In 2012, the GSOC detected 1.08 million illegal access attempts — an average of one every 30 seconds — on government computer systems, up 64 percent from 2010.

The administration of Prime Minister Shinzo Abe is pushing for better information security in response to intensifying cybersecurity threats from both at home and abroad.

The national security strategy that was compiled in December also identified computer protection as vital, citing an ever-growing risk of cyberattacks aimed at stealing classified information, disrupting critical infrastructure and obstructing military systems.

Japan and the 10 members of the Association of Southeast Asian Nations agreed in December to jointly develop a mechanism to combat cyberattacks.

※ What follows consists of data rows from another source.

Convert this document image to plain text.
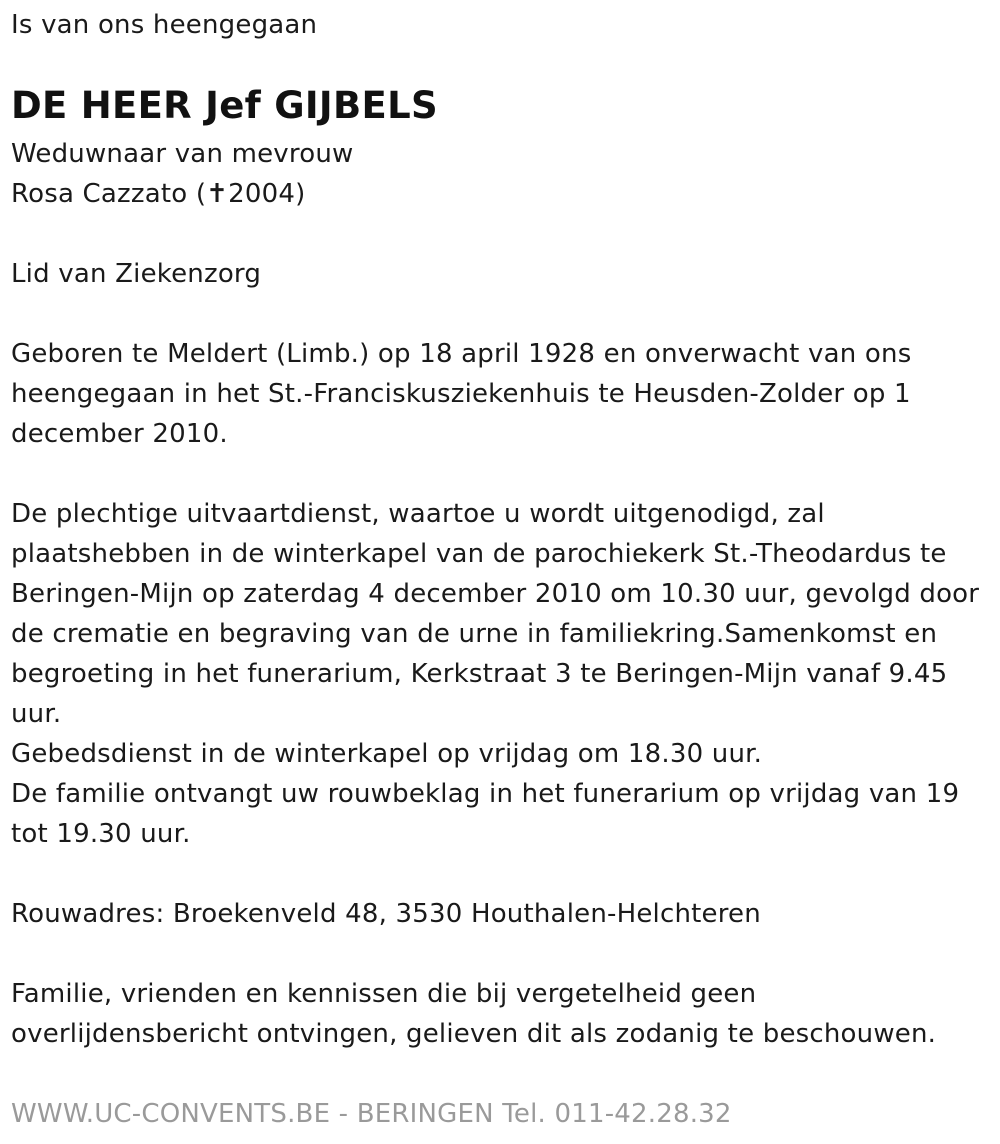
Is van ons heengegaan
DE HEER Jef GIJBELS
Weduwnaar van mevrouw
Rosa Cazzato (✝2004)
Lid van Ziekenzorg
Geboren te Meldert (Limb.) op 18 april 1928 en onverwacht van ons
heengegaan in het St.-Franciskusziekenhuis te Heusden-Zolder op 1
december 2010.
De plechtige uitvaartdienst, waartoe u wordt uitgenodigd, zal
plaatshebben in de winterkapel van de parochiekerk St.-Theodardus te
Beringen-Mijn op zaterdag 4 december 2010 om 10.30 uur, gevolgd door
de crematie en begraving van de urne in familiekring.Samenkomst en
begroeting in het funerarium, Kerkstraat 3 te Beringen-Mijn vanaf 9.45
uur.
Gebedsdienst in de winterkapel op vrijdag om 18.30 uur.
De familie ontvangt uw rouwbeklag in het funerarium op vrijdag van 19
tot 19.30 uur.
Rouwadres: Broekenveld 48, 3530 Houthalen-Helchteren
Familie, vrienden en kennissen die bij vergetelheid geen
overlijdensbericht ontvingen, gelieven dit als zodanig te beschouwen.
WWW.UC-CONVENTS.BE - BERINGEN Tel. 011-42.28.32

Critics say that enhancing the NISC’s legal authority would help build confidence and facilitate information-sharing with international partners, after some governments, including the U.S., welcomed the establishment of the state secrecy law for better information security.

The contentious law was forcefully enacted in December.

Yet challenges will remain over how the NISC can retain cybersecurity experts and practitioners long enough to accumulate expertise even after its role is strengthened.

Government workers typically change their responsibilities and are reassigned every two or three years, just after they start to get a firm grasp on the field.